话音未落,村民们手上的棍棒武器一类的物品纷纷应声断裂,碎成几段掉落在地。
“这...” 村民们面面相觑,不敢再动作。
片刻,有一年长村民忍不住出声辩解道:“可是,传闻都是这么说的!大家也都是这么做的!!只要我们再将魃儿的母亲杀了,消除了它的怨气,旱魃就会被驱逐的!!”
“村子也就能恢复正常了!”
“对!” 有一人出声,其他人也立刻连声附和道。
林非池环顾四周,语气中暗含威胁警告之意道:“可若是你们杀了她,干旱并没消失,到时候又有谁来为这条人命负责呢。

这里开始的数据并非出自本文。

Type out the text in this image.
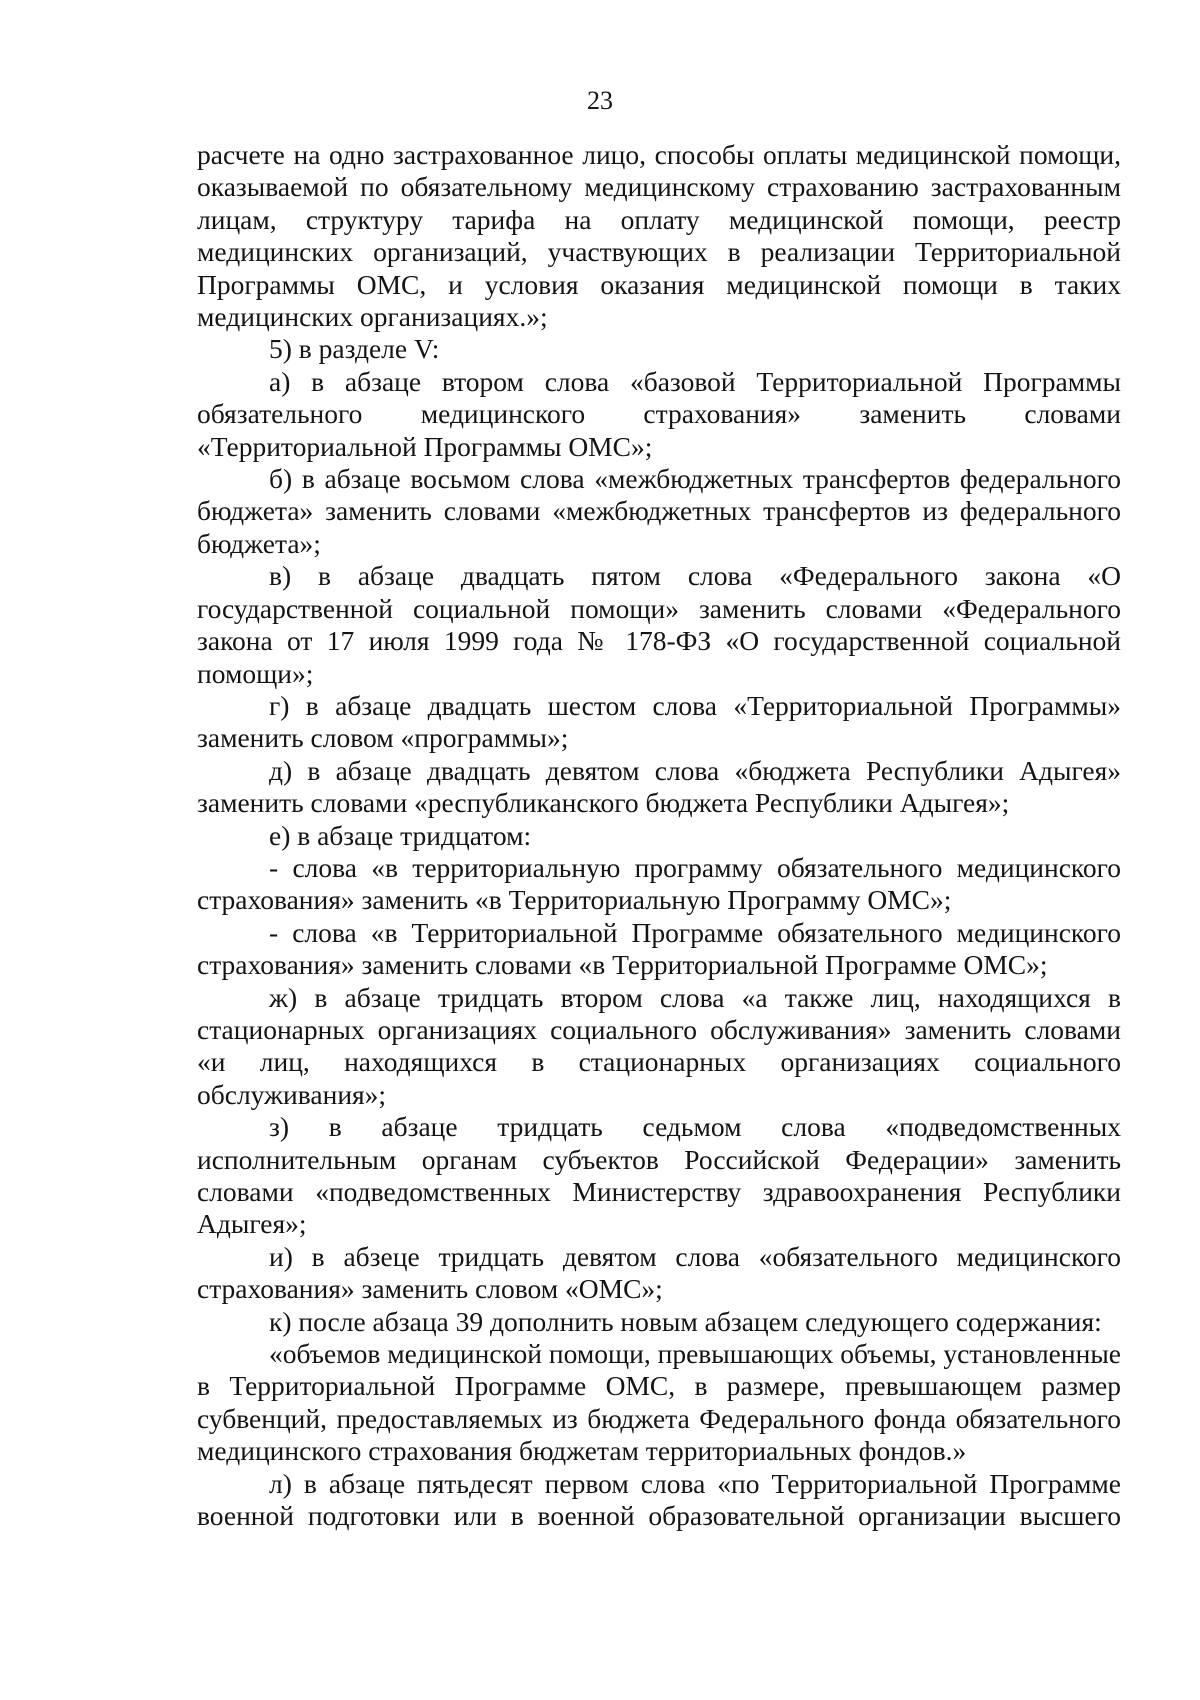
23

расчете на одно застрахованное лицо, способы оплаты медицинской помощи, оказываемой по обязательному медицинскому страхованию застрахованным лицам, структуру тарифа на оплату медицинской помощи, реестр медицинских организаций, участвующих в реализации Территориальной Программы ОМС, и условия оказания медицинской помощи в таких медицинских организациях.»;

5) в разделе V:

а) в абзаце втором слова «базовой Территориальной Программы обязательного медицинского страхования» заменить словами «Территориальной Программы ОМС»;

б) в абзаце восьмом слова «межбюджетных трансфертов федерального бюджета» заменить словами «межбюджетных трансфертов из федерального бюджета»;

в) в абзаце двадцать пятом слова «Федерального закона «О государственной социальной помощи» заменить словами «Федерального закона от 17 июля 1999 года № 178-ФЗ «О государственной социальной помощи»;

г) в абзаце двадцать шестом слова «Территориальной Программы» заменить словом «программы»;

д) в абзаце двадцать девятом слова «бюджета Республики Адыгея» заменить словами «республиканского бюджета Республики Адыгея»;

е) в абзаце тридцатом:

- слова «в территориальную программу обязательного медицинского страхования» заменить «в Территориальную Программу ОМС»;

- слова «в Территориальной Программе обязательного медицинского страхования» заменить словами «в Территориальной Программе ОМС»;

ж) в абзаце тридцать втором слова «а также лиц, находящихся в стационарных организациях социального обслуживания» заменить словами «и лиц, находящихся в стационарных организациях социального обслуживания»;

з) в абзаце тридцать седьмом слова «подведомственных исполнительным органам субъектов Российской Федерации» заменить словами «подведомственных Министерству здравоохранения Республики Адыгея»;

и) в абзеце тридцать девятом слова «обязательного медицинского страхования» заменить словом «ОМС»;

к) после абзаца 39 дополнить новым абзацем следующего содержания:

«объемов медицинской помощи, превышающих объемы, установленные в Территориальной Программе ОМС, в размере, превышающем размер субвенций, предоставляемых из бюджета Федерального фонда обязательного медицинского страхования бюджетам территориальных фондов.»

л) в абзаце пятьдесят первом слова «по Территориальной Программе военной подготовки или в военной образовательной организации высшего
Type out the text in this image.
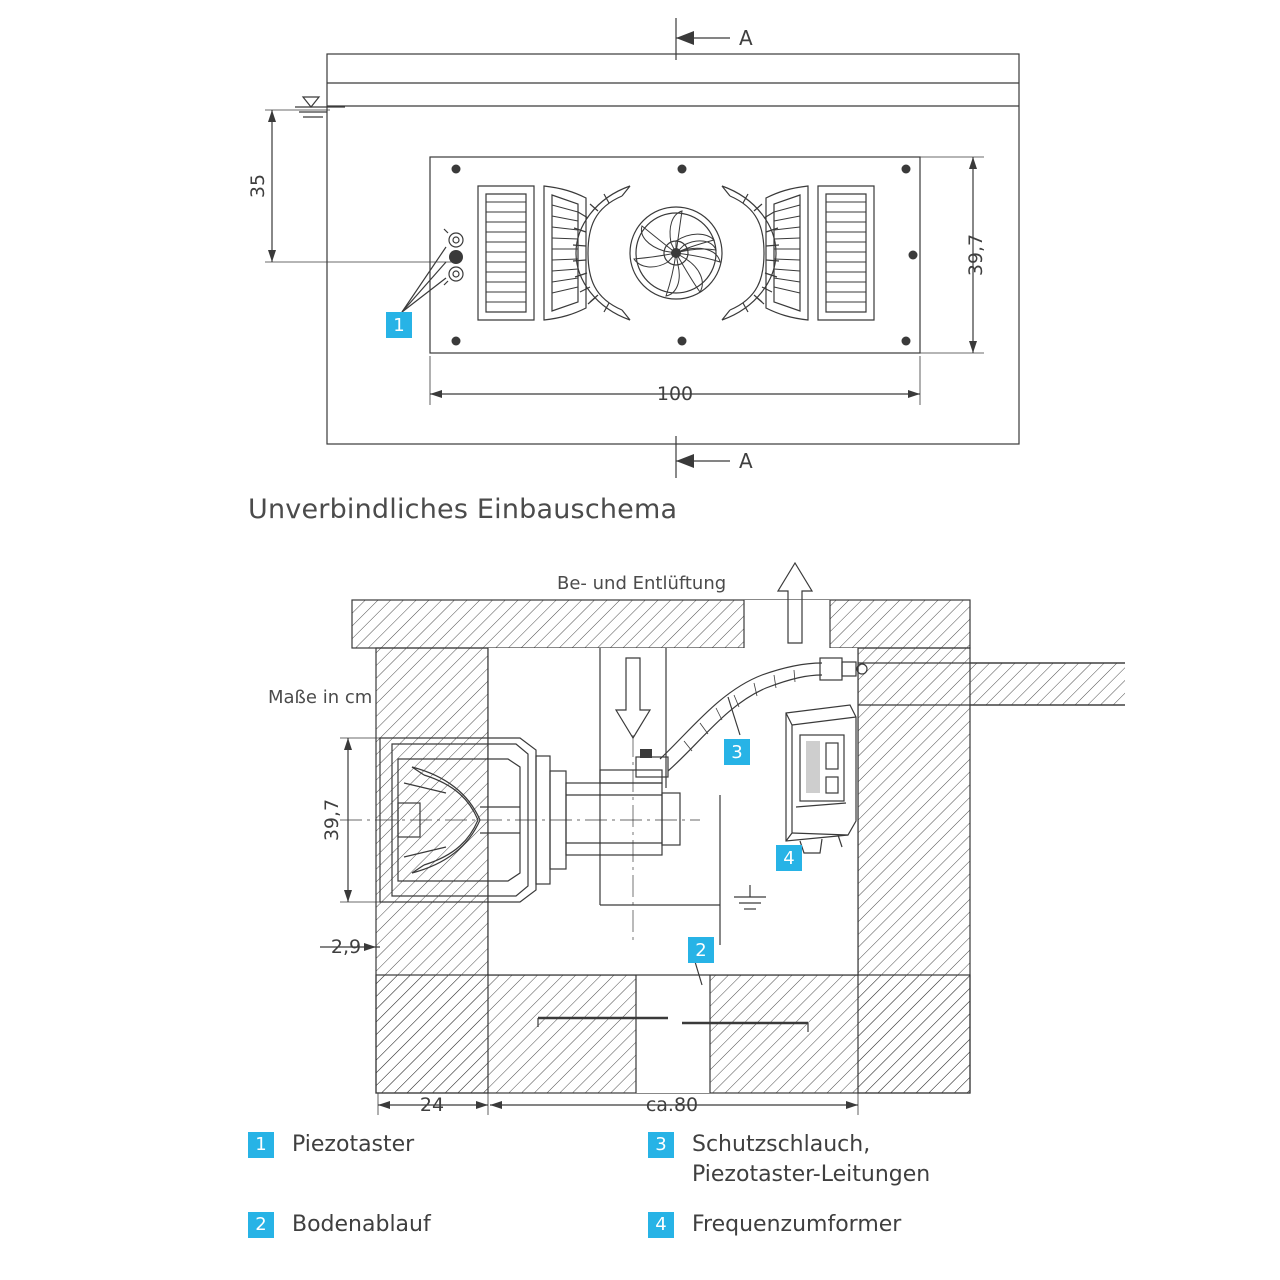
A
A
35
39,7
100
1
Unverbindliches Einbauschema
Be- und Entlüftung
Maße in cm
39,7
2,9
24	ca.80
3
4
2
1	Piezotaster	3	Schutzschlauch,
Piezotaster-Leitungen
2	Bodenablauf	4	Frequenzumformer
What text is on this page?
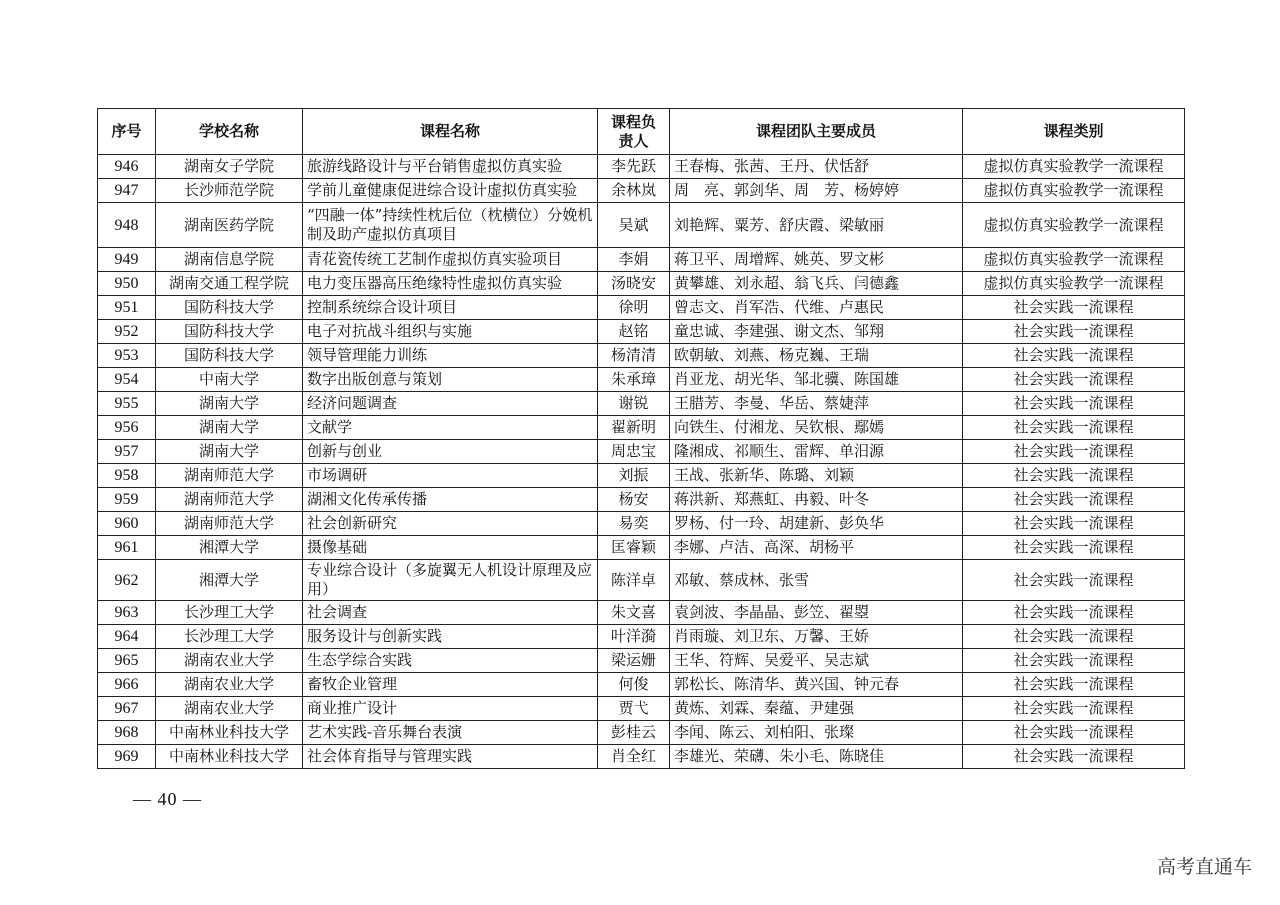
序号	学校名称	课程名称	课程负责人	课程团队主要成员	课程类别
946	湖南女子学院	旅游线路设计与平台销售虚拟仿真实验	李先跃	王春梅、张茜、王丹、伏恬舒	虚拟仿真实验教学一流课程
947	长沙师范学院	学前儿童健康促进综合设计虚拟仿真实验	余林岚	周　亮、郭剑华、周　芳、杨婷婷	虚拟仿真实验教学一流课程
948	湖南医药学院	“四融一体”持续性枕后位（枕横位）分娩机制及助产虚拟仿真项目	吴斌	刘艳辉、粟芳、舒庆霞、梁敏丽	虚拟仿真实验教学一流课程
949	湖南信息学院	青花瓷传统工艺制作虚拟仿真实验项目	李娟	蒋卫平、周增辉、姚英、罗文彬	虚拟仿真实验教学一流课程
950	湖南交通工程学院	电力变压器高压绝缘特性虚拟仿真实验	汤晓安	黄攀雄、刘永超、翁飞兵、闫德鑫	虚拟仿真实验教学一流课程
951	国防科技大学	控制系统综合设计项目	徐明	曾志文、肖军浩、代维、卢惠民	社会实践一流课程
952	国防科技大学	电子对抗战斗组织与实施	赵铭	童忠诚、李建强、谢文杰、邹翔	社会实践一流课程
953	国防科技大学	领导管理能力训练	杨清清	欧朝敏、刘燕、杨克巍、王瑞	社会实践一流课程
954	中南大学	数字出版创意与策划	朱承璋	肖亚龙、胡光华、邹北骥、陈国雄	社会实践一流课程
955	湖南大学	经济问题调查	谢锐	王腊芳、李曼、华岳、蔡婕萍	社会实践一流课程
956	湖南大学	文献学	翟新明	向铁生、付湘龙、吴钦根、鄢嫣	社会实践一流课程
957	湖南大学	创新与创业	周忠宝	隆湘成、祁顺生、雷辉、单汨源	社会实践一流课程
958	湖南师范大学	市场调研	刘振	王战、张新华、陈璐、刘颖	社会实践一流课程
959	湖南师范大学	湖湘文化传承传播	杨安	蒋洪新、郑燕虹、冉毅、叶冬	社会实践一流课程
960	湖南师范大学	社会创新研究	易奕	罗杨、付一玲、胡建新、彭奂华	社会实践一流课程
961	湘潭大学	摄像基础	匡睿颖	李娜、卢洁、高深、胡杨平	社会实践一流课程
962	湘潭大学	专业综合设计（多旋翼无人机设计原理及应用）	陈洋卓	邓敏、蔡成林、张雪	社会实践一流课程
963	长沙理工大学	社会调查	朱文喜	袁剑波、李晶晶、彭笠、翟曌	社会实践一流课程
964	长沙理工大学	服务设计与创新实践	叶洋漪	肖雨璇、刘卫东、万馨、王娇	社会实践一流课程
965	湖南农业大学	生态学综合实践	梁运姗	王华、符辉、吴爱平、吴志斌	社会实践一流课程
966	湖南农业大学	畜牧企业管理	何俊	郭松长、陈清华、黄兴国、钟元春	社会实践一流课程
967	湖南农业大学	商业推广设计	贾弋	黄炼、刘霖、秦蕴、尹建强	社会实践一流课程
968	中南林业科技大学	艺术实践-音乐舞台表演	彭桂云	李闻、陈云、刘柏阳、张璨	社会实践一流课程
969	中南林业科技大学	社会体育指导与管理实践	肖全红	李雄光、荣礴、朱小毛、陈晓佳	社会实践一流课程
— 40 —
高考直通车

”
“是你?” 他伸手指向刚说话的那位老伯,眼神凛冽道:“还是你们剩下的人?”
村民们一时噤若寒蝉, 谁都不敢再说话。
苏渺道:“诸位的心情我们也能理解,只是肆意将怒气倾泻在别人身上,滥杀无辜,却是万万做不得的。”
.......
林非池和苏渺暂时安抚住了村民们的情绪,答应他们定会将帮助他们解决旱灾后,便将那女子扶回了她的家中。
那女子刚一进门,便跪倒在地不住磕头道:“小女子慧娘,多谢两位救命之恩,做牛做马无以为报。”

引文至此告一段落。